The Large Hadron Collider (LHC) has lost up to a tonne of liquid helium after some of its superconducting magnets inadvertently heated up this morning, physicsworld.com has learnt.

A log entry written by the current LHC co-ordinator at 11:27 am CET (10:27 am BST) states that there has been a “massive quench” in sector 3–4. Quenches occur when superfluid helium in the magnets rises above its operating temperature of 1.9 K, and can be caused, for example, when a proton beam veers off course.

According to the entry, firefighters were dispatched to that area of the tunnel. It also says that the vacuum in that part of the beam pipe was lost.

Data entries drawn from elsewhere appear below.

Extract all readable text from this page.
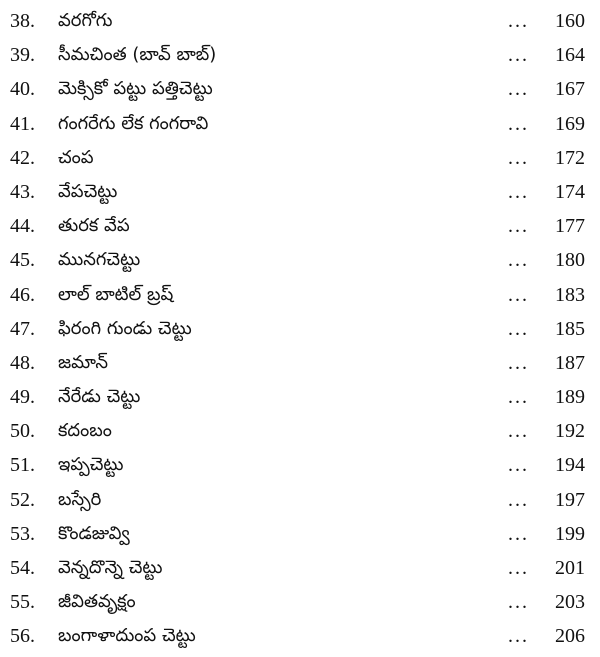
38.	వరగోగు	... 160
39.	సీమచింత (బావ్ బాబ్)	... 164
40.	మెక్సికో పట్టు పత్తిచెట్టు	... 167
41.	గంగరేగు లేక గంగరావి	... 169
42.	చంప	... 172
43.	వేపచెట్టు	... 174
44.	తురక వేప	... 177
45.	మునగచెట్టు	... 180
46.	లాల్ బాటిల్ బ్రష్	... 183
47.	ఫిరంగి గుండు చెట్టు	... 185
48.	జమాన్	... 187
49.	నేరేడు చెట్టు	... 189
50.	కదంబం	... 192
51.	ఇప్పచెట్టు	... 194
52.	బస్సేరి	... 197
53.	కొండజువ్వి	... 199
54.	వెన్నదొన్నె చెట్టు	... 201
55.	జీవితవృక్షం	... 203
56.	బంగాళాదుంప చెట్టు	... 206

A source at CERN, the European lab hosting the accelerator, says that the quench caused one tonne of superfluid helium — about 1% of the LHC’s total — to escape.

An official spokesperson was not available for comment. However, a message on the machine’s website states: “During the commissioning of the final LHC sector (sector 3–4) for 5 TeV operation, an incident occurred at 12:05 [am] today resulting in a large helium leak into the tunnel. Further details are not yet known. Investigations will continue over the weekend and more information will be made available as soon as possible.”

An LHC status report on the same website shows that temperatures are now being brought down, implying that technicians have been able to replace the lost helium.

The problem will be a disappointment to the operations team, who had enjoyed a highly successful media day last week when they circulated beams of protons in both directions around the machine’s 27 km-long ring.